Jetzt in Linz hat David Marton, der uns in Brüssel mit einer vielschichtigen Capriccio Inszenierung begeistert hatte, eine wenig überzeugende Damnation de Faust vorgestellt. Sein Faust ist kein Struwwelpeter und schon gar nicht ein genialer Astrophysiker. Er ist ein vertrottelter junger Mann, den es unter eine halb abgebrochene Autobahnbrücke – vielleicht in die Wüste von Arizona – verschlagen hat. Ein naiver Bursche, der sich leicht vom Geschäftsmann Méphistophélès für dessen Zwecke einfangen lässt. Mit anderen Worten: die Regie hat sich für eine banalisierende und aktualisierende Variante des Mythos entschieden und dreht diese in einem eher langweiligen Bilderbogen ab. In einem Bilderbogen aus Trash, Agentenfilm, Horrorfilm, Roadmovie, faschistischen Jungvolkauftritten, Holocaust Szenen, längeren Goethe Zitaten, mal in deutscher, mal in englischer Version, Massenauftritten von geklonten Méphistophélès- und Marguerite Figuren.

Es mag ja sein, dass die Regie mit ihrer vielleicht gewollten Inkohärenz Berlioz folgen wollte, der ja nicht eine Geschichte erzählen und in Musik setzen wollte, sondern unverbundene Szenen aneinander reihte.

Nicht minder enttäuschend als die Inszenierung ist der Musik-Part. Aus der doch so wunderschönen Berlioz Musik wurde in Linz, so schien es mir zumindest, über weite Strecken hinweg ein Einheitsbrei. Es mag sein, dass ich das nicht richtig gehört oder vielleicht auch Berlioz missverstanden habe. Sagen wir also einfach: es hat mir nicht gefallen, wie in Linz musiziert wurde. Auch die drei Solisten haben uns nicht gerade begeistert.

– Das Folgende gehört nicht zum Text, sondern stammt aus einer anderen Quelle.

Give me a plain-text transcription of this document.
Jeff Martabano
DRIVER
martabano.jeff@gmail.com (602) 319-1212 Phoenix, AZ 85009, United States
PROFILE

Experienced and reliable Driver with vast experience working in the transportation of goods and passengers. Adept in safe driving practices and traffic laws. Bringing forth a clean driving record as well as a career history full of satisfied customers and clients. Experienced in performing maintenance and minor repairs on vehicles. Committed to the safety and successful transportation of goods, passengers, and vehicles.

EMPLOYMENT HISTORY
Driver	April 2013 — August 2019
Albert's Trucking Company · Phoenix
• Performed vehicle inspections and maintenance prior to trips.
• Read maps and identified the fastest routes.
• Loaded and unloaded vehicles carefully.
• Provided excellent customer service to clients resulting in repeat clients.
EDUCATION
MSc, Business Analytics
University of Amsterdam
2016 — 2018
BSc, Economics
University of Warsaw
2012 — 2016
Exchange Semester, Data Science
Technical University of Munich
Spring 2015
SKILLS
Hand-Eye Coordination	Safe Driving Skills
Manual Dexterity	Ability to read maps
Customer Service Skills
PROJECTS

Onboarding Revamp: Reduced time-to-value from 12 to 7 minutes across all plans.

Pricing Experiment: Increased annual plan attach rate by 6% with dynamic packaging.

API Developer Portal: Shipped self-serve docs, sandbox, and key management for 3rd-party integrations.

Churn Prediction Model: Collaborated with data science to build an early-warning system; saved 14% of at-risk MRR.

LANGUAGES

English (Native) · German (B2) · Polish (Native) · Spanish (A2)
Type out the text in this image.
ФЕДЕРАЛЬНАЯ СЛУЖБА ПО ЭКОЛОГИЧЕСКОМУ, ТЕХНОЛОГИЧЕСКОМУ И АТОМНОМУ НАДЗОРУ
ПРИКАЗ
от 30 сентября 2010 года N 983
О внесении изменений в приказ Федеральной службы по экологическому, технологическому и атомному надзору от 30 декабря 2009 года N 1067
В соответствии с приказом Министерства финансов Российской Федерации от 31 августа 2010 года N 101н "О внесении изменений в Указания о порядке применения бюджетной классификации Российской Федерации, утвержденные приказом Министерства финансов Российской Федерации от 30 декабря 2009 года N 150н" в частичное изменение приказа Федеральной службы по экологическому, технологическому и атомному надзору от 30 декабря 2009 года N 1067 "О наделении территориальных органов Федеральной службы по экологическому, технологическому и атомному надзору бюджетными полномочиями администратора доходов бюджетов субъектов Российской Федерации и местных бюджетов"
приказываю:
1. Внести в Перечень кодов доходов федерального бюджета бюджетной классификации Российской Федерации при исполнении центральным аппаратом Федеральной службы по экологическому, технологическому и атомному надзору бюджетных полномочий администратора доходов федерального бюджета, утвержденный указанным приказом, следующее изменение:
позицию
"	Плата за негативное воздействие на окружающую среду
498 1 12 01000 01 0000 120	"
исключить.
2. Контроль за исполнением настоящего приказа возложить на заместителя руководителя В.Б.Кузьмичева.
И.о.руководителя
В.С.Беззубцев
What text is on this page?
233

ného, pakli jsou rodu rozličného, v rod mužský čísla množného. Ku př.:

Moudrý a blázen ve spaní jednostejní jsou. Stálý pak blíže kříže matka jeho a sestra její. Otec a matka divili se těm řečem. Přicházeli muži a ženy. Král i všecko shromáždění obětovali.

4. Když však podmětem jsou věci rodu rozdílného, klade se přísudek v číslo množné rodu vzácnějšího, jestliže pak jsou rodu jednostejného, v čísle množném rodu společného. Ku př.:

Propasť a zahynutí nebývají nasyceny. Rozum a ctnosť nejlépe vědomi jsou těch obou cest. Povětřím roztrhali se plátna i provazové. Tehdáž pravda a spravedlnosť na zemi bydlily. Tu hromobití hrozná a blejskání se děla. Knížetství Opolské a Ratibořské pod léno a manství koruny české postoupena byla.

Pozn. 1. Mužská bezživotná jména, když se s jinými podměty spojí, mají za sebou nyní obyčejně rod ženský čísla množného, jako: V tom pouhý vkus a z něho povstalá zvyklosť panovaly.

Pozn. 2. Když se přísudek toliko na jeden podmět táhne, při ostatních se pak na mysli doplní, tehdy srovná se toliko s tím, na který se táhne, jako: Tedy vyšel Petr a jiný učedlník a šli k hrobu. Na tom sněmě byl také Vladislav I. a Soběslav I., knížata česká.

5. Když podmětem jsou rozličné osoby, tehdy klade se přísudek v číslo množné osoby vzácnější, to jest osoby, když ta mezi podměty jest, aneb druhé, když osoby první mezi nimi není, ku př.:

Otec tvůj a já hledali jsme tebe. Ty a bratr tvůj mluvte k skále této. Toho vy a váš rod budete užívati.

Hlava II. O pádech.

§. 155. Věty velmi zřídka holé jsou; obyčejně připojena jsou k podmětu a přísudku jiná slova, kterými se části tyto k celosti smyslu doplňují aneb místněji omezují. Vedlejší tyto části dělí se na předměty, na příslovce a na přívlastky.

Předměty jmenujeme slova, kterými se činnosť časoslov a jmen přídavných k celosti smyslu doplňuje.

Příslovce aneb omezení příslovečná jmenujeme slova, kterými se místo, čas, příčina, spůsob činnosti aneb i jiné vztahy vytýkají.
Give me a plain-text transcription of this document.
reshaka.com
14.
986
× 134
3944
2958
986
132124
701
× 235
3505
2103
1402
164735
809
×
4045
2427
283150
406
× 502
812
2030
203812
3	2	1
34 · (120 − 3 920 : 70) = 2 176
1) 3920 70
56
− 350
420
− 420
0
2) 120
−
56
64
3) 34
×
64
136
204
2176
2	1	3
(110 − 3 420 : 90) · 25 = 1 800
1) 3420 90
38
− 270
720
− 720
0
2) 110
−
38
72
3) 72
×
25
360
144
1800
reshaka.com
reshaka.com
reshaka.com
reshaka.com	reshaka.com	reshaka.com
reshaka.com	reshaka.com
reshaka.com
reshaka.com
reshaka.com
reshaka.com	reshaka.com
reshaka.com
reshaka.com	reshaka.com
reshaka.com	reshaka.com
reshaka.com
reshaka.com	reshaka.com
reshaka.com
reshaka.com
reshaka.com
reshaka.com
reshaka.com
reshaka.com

Keine Frage, diese Partien stellen höchste Ansprüche an ihre Interpreten. Ich versage mir jegliche Sängerkritik (wir sind nicht auf dem Fußballplatz, wo die Zuschauer ja alles besser wissen als die Akteure auf dem Spielfeld). Doch, mit Verlaub gesagt: mir schien es, als ob der Sänger des Faust (die Zweitbesetzung) an diesem Abend nicht unbedingt in Hochform war. Die beiden anderen Hauptrollen, die mittlere, die der Marguerite, und die große, die des Méphistophélès, waren so besetzt, wie man das von einem Landestheater erwartet.

Alles in allem: ein recht   enttäuschender Abend. Nun ja, Linz ist nicht Paris und nicht Berlin. Die entsprechenden Abstriche haben wir schon gemacht. Doch ein bisschen mehr hätten wir schon erwartet – und so manch anderer im Publikum auch. Der Herr vor mir war gleich eingeschlafen und nutzte seinen Sitzplatz als Liegestuhl. Die Dame links von mir rettete sich von einem Hustenanfall zum nächsten und kam nach  der Pause nicht wieder. Die Dame rechts von mir mühte sich geräuschvoll, das Programmheft während der Vorstellung zu entziffern. Das Haus war wohl nur zur Hälfte besetzt.

Wir besuchten die Aufführung am 11. März 2018. Die Premiere war 3. Februar 2018.